10 Things I Learned from The Dark Arts panel at the London Book Fair
By Sarah Clare
Posted on April 23, 2015 in Books with tags Writing Advice, Young Adult
At this year’s London Book Fair I went along to the panel on Writing Fantasy and Horror for Young Adults. In a discussion chaired by Total Film magazine’s acting editor Rosie Fletcher, fantasy authors Sally Green (Half Bad), Joshua Winning (The Sentinel Trilogy), Liz de Jäger (Banished), Tom Huddlestone (The Waking World) and Zoe Marriott (The Swan Kingdom) explored the complexities of writing for young adults and why teen issues go hand in hand with darkly magical stories. Here’s what I learnt:
- Be true to your characters. This point made by Sally Green is obvious, but sometimes as a writer the inner-editor gets in the way and you need to be reminded that your characters (almost) always know best. Green was asked about some of the more violent scenes in Half Bad and she openly admitted that she took her characters to some dark places, physically and mentally. But wasn’t worried it was ‘too much’. Instead, she asked herself what would her characters actually do in the given situation? You have to trust them to lead the narrative.
- Don’t censor yourself… Not with anyone else’s guidelines at least. This is more prevalent in the early stages of creation; the story must be allowed to develop as it wants to, regardless of which path it might choose. Use your own moral compass and common sense as a marker and worry about appropriateness later.
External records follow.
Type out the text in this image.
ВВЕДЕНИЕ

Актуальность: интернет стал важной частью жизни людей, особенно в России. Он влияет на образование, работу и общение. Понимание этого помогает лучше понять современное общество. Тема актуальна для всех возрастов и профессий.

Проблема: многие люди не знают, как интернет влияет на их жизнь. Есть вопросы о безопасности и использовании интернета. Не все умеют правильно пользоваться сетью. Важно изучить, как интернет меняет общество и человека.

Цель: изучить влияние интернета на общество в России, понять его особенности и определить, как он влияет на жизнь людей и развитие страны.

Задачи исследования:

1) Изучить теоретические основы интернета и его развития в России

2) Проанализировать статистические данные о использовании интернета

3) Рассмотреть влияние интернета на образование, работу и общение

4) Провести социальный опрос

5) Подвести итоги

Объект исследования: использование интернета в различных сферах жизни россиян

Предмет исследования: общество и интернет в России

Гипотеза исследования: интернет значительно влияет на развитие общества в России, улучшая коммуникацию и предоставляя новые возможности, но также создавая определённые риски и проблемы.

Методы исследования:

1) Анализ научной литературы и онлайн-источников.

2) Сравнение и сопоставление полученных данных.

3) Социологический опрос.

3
- Sometimes you just need a bear. Sure, fantasy doesn’t have to be all doom and gloom and death and wrongness. Zoe Marriott emphasised how just one moment of horror or tragedy can have more of an impact than slasher depravity page by page. Tom Huddleston spoke about how he was urged by his editor to add a little more violence. Enter the bear; a shocking moment of violence (with life altering effects for the characters) sorted.
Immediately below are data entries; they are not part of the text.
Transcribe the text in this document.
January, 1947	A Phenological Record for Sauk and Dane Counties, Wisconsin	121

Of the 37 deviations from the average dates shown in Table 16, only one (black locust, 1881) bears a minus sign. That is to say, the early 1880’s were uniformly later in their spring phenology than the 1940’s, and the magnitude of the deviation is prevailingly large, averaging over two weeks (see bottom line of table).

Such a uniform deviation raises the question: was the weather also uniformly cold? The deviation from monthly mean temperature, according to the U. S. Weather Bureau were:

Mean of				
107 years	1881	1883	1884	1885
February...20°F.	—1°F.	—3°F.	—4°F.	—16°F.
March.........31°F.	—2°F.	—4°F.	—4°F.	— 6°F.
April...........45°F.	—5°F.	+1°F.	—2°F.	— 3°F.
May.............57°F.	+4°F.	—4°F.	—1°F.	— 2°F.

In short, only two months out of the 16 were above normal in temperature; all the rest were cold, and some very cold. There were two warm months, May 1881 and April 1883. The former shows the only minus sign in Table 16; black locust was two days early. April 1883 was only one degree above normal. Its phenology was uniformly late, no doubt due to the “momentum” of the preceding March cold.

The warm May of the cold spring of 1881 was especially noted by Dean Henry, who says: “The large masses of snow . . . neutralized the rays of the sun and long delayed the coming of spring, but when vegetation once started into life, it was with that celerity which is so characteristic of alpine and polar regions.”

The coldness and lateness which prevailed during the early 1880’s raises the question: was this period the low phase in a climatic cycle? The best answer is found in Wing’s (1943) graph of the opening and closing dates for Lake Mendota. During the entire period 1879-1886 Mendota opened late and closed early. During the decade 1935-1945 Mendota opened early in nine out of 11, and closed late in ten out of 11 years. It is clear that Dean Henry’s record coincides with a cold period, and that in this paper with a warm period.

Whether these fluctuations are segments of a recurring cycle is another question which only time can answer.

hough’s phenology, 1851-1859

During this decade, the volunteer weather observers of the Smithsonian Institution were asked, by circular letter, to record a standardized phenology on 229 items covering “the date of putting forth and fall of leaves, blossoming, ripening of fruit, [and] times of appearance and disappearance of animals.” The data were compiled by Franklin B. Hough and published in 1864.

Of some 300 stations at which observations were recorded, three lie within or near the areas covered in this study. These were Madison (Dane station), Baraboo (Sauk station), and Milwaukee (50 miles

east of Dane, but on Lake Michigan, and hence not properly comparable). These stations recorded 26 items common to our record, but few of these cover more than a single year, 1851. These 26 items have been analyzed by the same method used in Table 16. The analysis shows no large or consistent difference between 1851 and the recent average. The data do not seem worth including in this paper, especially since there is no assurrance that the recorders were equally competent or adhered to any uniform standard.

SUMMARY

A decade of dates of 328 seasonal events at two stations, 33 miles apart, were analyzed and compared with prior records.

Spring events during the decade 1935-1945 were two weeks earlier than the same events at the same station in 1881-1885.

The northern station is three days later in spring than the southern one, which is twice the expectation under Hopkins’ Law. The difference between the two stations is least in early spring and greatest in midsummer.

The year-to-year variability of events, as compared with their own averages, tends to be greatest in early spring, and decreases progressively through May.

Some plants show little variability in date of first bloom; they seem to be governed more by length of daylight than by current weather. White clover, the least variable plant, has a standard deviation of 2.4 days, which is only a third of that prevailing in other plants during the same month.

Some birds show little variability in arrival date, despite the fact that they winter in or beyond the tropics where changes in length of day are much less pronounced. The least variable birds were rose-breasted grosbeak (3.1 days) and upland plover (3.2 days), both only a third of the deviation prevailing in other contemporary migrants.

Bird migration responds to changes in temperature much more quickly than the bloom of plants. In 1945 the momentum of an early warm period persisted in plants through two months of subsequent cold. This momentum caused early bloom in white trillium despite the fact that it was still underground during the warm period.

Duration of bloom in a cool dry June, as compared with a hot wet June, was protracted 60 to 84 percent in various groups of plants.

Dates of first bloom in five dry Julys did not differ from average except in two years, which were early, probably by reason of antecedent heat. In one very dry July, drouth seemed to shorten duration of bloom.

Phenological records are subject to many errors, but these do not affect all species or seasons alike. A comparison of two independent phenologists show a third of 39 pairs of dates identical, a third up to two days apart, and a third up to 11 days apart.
- Violence can be gratuitous, but what’s the point? Violence for violence sake is going to be questioned. As above, it can be a small moment, but it needs to aid character development, or plot. Random acts of violence don’t happen, there’s always more to the story, there’s always motivation.
- If at first you don’t succeed… re-write your whole book! Ha! Maybe not, but after having Half Bad queries rejected, Sally Green took a brave decision to rewrite the whole novel from a different perspective. Boom. Accepted. You have to have faith in your story, and in your self.
- ‘Real issues effect real teenagers’. Zoe Marriot talked about the darker themes YA fiction can tackle and the controversy it can attract. But these kinds of stories are important in offering an education, an understanding, but most importantly; hope.
- ‘Below the waist, forget about it’. They talked about sex. C.J. Daugherty would rather leave it to the reader’s imagination, rather than a one page sex scene becoming all that is talked about out of a whole novel. Sexuality can be an important part of a story, or it can detract from the key themes. It comes down to personal preference, but including a steamy scene between characters could come up against more retaliation than a hack and slash bloodbath.
- Fantasy is freedom. Writing fantasy allows you to create beautiful, astonishing worlds; glorious and glittering to pit against the horror and angst being experienced by the character.
- The YA readership should never be underestimated. Coddling, sugar coating or trying too hard to be ‘cool’ isn’t going to wash with such an intelligent and keyed in target readership. Write however feels natural; forcing it will result in a flop.
- Writing with a full time job is doable. Several of the panellists penned their first books while still maintaining full time employment on the side. It was a very real and honest discussion about determination and making time. If you want to write, you will write and these horrible-fantastic worlds we create offer us as much of an escape as anything else.